FMX Docs
Notifications

Notifications

How FMX decides what to notify you about, and where those notifications arrive.

FMX can notify you when things you care about happen — a work request is assigned to you, a booking needs your approval, something you submitted is resolved. Notifications arrive as email, as browser push notifications, or in the in-app notification list, depending on your preferences and what your organization has enabled.

What can trigger a notification

Notifications are organized by category — your own records versus all records, per module. For example: My Work Requests vs All Work Requests, My Schedule Requests vs All Schedule Requests, and similar pairs for equipment, inventory, purchase orders, and invoices.

Within each category, you subscribe to specific events. Each option completes the sentence "Email me when a work request…" — for example:

  • Is assigned to me
  • Needs my approval
  • Is overdue
  • Is created by me

There are dozens of these events across the modules your organization uses, covering creation, updates, approvals and declines, due dates, and more.

Where your defaults come from

You don't start from a blank slate: your initial notification settings are the defaults defined on your user type. That's why a technician and a requester at the same organization get notified about different things from day one. From there, you can adjust your own preferences — see Managing Your Notification Preferences.

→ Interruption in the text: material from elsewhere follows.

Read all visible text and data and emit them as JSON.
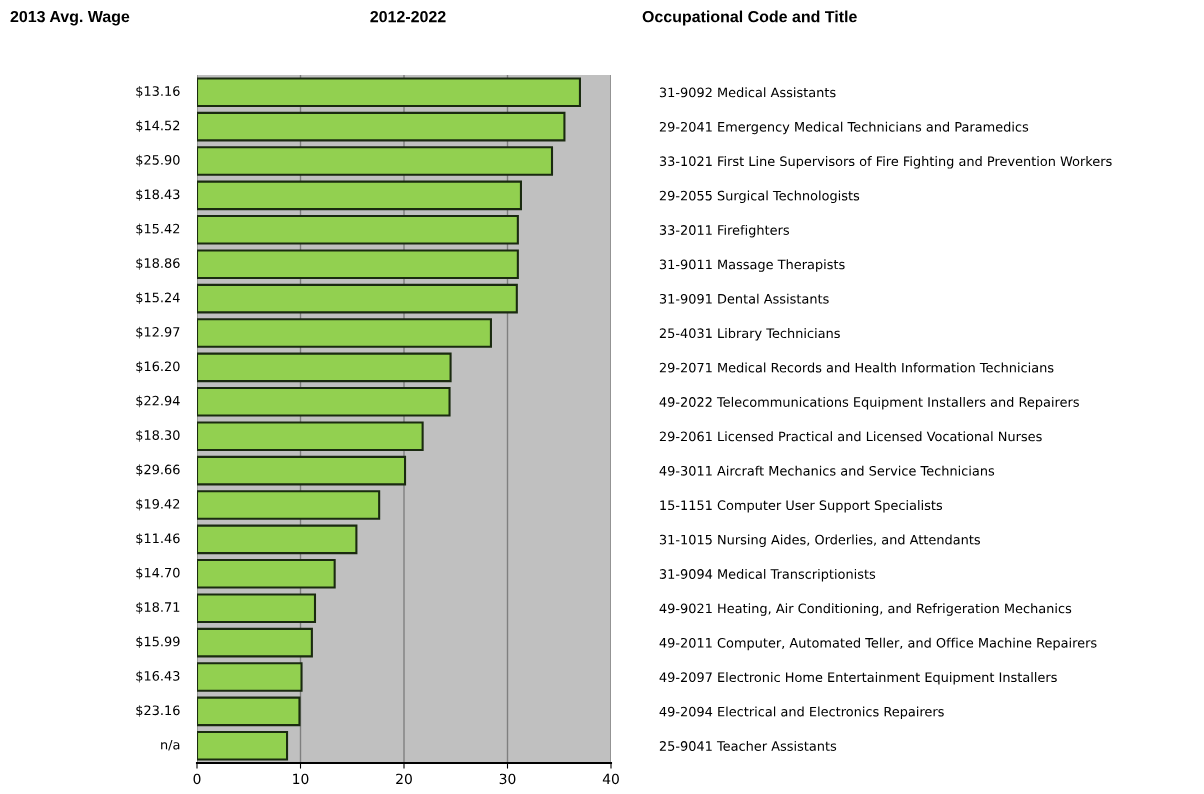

Notifications and the approval process

If your user type makes you an approver, "needs my approval" notifications are how requests reach you — you don't have to watch a queue. Approving or declining then notifies the requester in turn. See the request lifecycles in Work Requests and Schedule Requests for where approval fits.

What's covered here

Whether this matches what you see

You'll only see notification options for modules your organization uses and records you have permission to see. Organizations also control the defaults, so two people with different user types will see different starting points.